Rubber was oil before oil. As Edmund Morris wrote in his biography of Thomas Edison, in the early parts of the 20th century rubber was arguably the most coveted industrial input in the world. In Morris’s words, “What petroleum would one day be to developed nations, rubber presently was: a raw material essential enough to provoke armed conflict.” How things change.
Change is useful to keep in mind as American pundits wring their hands about China and “rare earths.” In a recent column for the New York Post, National Review editor Rich Lowry described U.S. reliance on China’s “rare earths” in “Suicide of the West” terms. In his words, the outsourcing of effort “ranks as one of the most fantastically stupid and self-damaging strategic missteps of our time.” Lowry could possibly be persuaded to rethink his alarm, and not just because of Afghanistan, Iraq, crisis-inducing bailouts (2008) and lockdowns (2020), not to mention the quadrupling of the federal government's cost since the 21st century dawned.
All that’s required to shrink overdone fears about so-called “rare earths” is basic economics.
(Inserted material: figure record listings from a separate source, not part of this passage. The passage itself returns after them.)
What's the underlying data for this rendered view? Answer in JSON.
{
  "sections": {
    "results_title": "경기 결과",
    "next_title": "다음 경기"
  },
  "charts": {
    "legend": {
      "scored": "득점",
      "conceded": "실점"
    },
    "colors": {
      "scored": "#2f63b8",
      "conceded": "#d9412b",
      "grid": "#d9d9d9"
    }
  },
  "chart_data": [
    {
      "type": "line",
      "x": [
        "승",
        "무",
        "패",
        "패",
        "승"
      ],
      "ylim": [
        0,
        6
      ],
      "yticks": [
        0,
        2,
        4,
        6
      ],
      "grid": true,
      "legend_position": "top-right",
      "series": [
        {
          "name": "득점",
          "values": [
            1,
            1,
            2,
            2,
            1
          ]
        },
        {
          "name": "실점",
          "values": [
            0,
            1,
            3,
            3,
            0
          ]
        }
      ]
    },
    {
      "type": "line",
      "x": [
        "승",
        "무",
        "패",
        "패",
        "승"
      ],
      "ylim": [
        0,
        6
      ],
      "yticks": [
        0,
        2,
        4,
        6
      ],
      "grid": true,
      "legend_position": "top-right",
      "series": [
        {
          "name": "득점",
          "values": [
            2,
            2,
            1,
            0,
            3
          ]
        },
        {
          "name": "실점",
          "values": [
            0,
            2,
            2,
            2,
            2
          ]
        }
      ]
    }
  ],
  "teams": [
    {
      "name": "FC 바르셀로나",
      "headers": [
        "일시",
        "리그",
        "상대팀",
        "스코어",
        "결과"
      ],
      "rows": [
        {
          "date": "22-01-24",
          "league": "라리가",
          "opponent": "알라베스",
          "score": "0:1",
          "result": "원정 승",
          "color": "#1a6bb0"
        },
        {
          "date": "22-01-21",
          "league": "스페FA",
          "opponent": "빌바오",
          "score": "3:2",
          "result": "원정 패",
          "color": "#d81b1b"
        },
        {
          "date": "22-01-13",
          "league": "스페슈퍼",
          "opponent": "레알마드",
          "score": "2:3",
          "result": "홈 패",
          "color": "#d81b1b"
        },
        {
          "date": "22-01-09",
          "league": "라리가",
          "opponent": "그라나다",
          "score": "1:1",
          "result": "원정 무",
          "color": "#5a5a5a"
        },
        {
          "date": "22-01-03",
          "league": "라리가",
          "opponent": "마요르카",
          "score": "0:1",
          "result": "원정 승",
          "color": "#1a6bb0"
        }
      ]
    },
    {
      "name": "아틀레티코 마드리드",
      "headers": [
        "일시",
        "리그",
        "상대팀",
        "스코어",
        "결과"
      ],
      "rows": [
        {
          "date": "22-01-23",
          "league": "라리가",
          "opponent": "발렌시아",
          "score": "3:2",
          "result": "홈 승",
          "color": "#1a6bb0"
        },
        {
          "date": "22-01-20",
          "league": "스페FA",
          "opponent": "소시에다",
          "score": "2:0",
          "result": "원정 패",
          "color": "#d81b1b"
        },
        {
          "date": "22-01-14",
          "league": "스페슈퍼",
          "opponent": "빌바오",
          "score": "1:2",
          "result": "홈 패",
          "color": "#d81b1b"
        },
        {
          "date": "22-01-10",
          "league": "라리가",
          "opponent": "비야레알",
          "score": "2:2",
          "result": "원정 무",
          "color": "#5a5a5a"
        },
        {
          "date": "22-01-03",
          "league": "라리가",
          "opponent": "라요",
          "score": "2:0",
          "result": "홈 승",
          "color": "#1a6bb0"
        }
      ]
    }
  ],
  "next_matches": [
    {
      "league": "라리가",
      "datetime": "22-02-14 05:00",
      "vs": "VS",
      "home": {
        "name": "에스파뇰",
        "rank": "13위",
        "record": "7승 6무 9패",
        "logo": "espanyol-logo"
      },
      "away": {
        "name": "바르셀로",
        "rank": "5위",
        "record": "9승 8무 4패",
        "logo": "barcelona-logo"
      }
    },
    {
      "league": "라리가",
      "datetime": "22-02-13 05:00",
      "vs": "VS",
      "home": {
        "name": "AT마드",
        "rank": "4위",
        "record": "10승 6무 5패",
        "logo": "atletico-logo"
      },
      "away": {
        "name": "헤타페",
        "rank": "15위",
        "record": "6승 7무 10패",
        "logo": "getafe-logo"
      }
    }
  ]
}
Unless China literally blockades all of the United States, its rare earths will continue to be utilized stateside as though extracted or produced in Akron, OH.
That is so because short of China quite literally hoarding those rare earths, there’s no accounting for the final destination of them. In other words, if you’re producing you’re trading with the world. Always.
Think the 1973 OPEC embargo of the U.S. by the Arab members of the cartel. Americans consumed every bit as much “Arab oil” during the embargo as they did before. And for obvious reasons: while the Arab members of OPEC stopped shipping oil directly to the U.S., those they did ship it to did not. And the Arab nations knew this would happen. Does anyone seriously think they wanted to kiss off the biggest market in the world? Embargoes are symbolic, particularly embargoes of the United States.
Lowry writes that the United States “must push on all fronts to address a truly dangerous strategic vulnerability,” since the rare earths “are crucial for the manufacture of cars, smart phones, drones, medical devices, and, most importantly, high-tech weapons.” No, not really.
Precisely because they’re crucial to so much U.S. production, the "rare earths" will assuredly make it to the richest, most acquisitive nation on earth. It speaks to another truth about production: if you’re producing, you're importing from the rest of the world. Always. Production is reality, and it overpowers rhetoric.
Lowry is oddly cheering price floors from the Trump administration and all manner of other measures to get the “U.S.” back into the rare earths game, which means Lowry is calling for economically crippling government intervention to attain commodities that will always and everywhere reach the U.S. simply because as the U.S., it’s the most coveted market in the world. Translated, “China’s” not giving up the U.S. market anytime soon, other than with symbolic gestures that are economically meaningless.
Could China hoard the rare earths? No doubt it could, but only at substantial economic cost to China, a country that is still incredibly poor relative to the United States. And it would hoard on the assumption that rare earths will forever remain rare. Lots of luck there. Things change. Think Akron, OH.
According to Morris, it was once “Rubber Capital of the World.” Now it’s largely forgotten. One guesses pundits outside the U.S. once lamented Akron’s dominance. Needlessly, and that’s because things change.
Since they do, Lowry needn’t worry. Exponentially more dangerous than imports is industrial policy meant to free us of imports.